By Earle Gale in London | China Daily Global | Updated: 2019-05-10 00:20

A man watches waves crash over the seafront promenade at Seaburn in England during a storm in 2013. The Environment Agency says such incidents will become more common. [Photo/Agencies]

Some seaside villages in England may be moved inland, or to higher ground, because of the flood risk from global warming, the nation's Environment Agency warned on Thursday as it began consulting with stakeholders ahead of developing its new flood-risk strategy.

The agency, a public body responsible for protecting and enhancing the environment in England, said global temperature rises of, on current estimates, between 2 C and 4 C by the year 2100 will trigger increased coastal erosion and excessive rain.

The agency said sections of coastline and riverbank will need to be reinforced but other areas will be indefensible and may be lost to rising water levels.

Emma Howard-Boyd, the agency's chairwoman, said the anticipated rise in global temperatures is far higher than the target called for by the Paris agreement — 1.5 C above pre-industrial levels.

"The coastline has never stayed in the same place and there have always been floods," she said. "But climate change is increasing and accelerating these threats … We can't win a war against water by building away climate change with infinitely high flood defenses."

The agency believes it is time to "apply a different philosophy" in which "climate resilient" communities are built alongside natural flood barriers, the Guardian newspaper reported.

Homes in at-risk areas should be constructed with the flood risk in mind and feature such things as electric wiring far above floor-level, flood doors, and stone floors.

"Despite our collective best efforts, we will not always be able to prevent flooding and coastal change happening," Howard-Boyd said. "So, we need to be better at adapting to living with the consequences — for example, by designing homes that can be restored quickly after they've been inundated with water, or potentially moving communities out of harm's way."

The agency says around 1,600 kilometers of coastline are at risk of erosion from the sea. A recent report from the Committee on Climate Change, a panel that advises the government, said up to 1.5 million properties in England could be at risk of flooding by the 2080s. The Environment Agency says it will cost around 1 billion pounds ($1.3 billion) a year to build traditional flood and coastal defenses to meet that threat.

Former Conservative Party minister John Gummer, who now chairs the Committee on Climate Change, said last week the British government should immediately set a legally binding target of cutting greenhouse gas emissions to zero by 2050 in a bid to fight global warming.

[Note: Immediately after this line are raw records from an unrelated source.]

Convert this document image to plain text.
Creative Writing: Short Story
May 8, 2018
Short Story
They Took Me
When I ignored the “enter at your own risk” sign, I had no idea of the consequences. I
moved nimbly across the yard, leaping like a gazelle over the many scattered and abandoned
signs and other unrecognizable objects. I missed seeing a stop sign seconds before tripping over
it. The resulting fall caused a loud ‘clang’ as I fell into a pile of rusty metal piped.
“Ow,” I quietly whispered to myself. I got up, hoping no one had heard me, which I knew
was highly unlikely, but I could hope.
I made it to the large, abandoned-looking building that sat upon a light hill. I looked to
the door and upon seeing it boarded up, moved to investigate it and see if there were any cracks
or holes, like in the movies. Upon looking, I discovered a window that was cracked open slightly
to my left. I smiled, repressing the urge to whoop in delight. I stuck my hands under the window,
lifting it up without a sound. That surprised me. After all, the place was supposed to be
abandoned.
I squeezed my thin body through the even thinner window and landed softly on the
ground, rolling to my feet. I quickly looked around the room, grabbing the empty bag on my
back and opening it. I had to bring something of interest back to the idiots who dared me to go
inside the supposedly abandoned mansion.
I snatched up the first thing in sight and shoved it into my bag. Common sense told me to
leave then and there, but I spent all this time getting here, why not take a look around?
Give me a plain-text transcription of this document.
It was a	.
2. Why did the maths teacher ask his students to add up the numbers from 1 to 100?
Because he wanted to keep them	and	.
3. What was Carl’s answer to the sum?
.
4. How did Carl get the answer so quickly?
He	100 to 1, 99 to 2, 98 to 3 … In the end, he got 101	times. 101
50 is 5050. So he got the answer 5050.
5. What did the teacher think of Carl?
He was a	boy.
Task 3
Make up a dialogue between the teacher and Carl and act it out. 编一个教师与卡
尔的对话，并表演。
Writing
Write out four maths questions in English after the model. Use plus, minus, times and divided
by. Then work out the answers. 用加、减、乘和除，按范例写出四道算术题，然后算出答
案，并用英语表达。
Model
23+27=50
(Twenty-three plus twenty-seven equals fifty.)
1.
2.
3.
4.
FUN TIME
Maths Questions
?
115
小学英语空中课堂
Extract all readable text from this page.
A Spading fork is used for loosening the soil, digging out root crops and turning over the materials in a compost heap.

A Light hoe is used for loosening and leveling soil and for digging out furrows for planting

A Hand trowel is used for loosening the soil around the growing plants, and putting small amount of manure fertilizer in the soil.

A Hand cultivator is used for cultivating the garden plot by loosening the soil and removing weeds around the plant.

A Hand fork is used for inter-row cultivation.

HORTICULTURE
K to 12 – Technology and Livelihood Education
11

Therese Coffey, the government's environment minister, told the BBC flooding and coastal erosion can have "terrible consequences" for people, businesses, and the environment.

"That's why we are already providing 2.6 billion pounds over six years, delivering more than 1,500 projects to better protect 300,000 homes," she said. "The threat of climate change will mean an increasing risk and preparing the country is a priority for the government, and the nation as a whole."

Friends of the Earth added: "Smarter adaptation and resilience building, including natural flood management measures like tree-planting, is undeniably important but the focus must be, first and foremost, on slashing emissions so that we can avoid the worst consequences of climate chaos in the first place."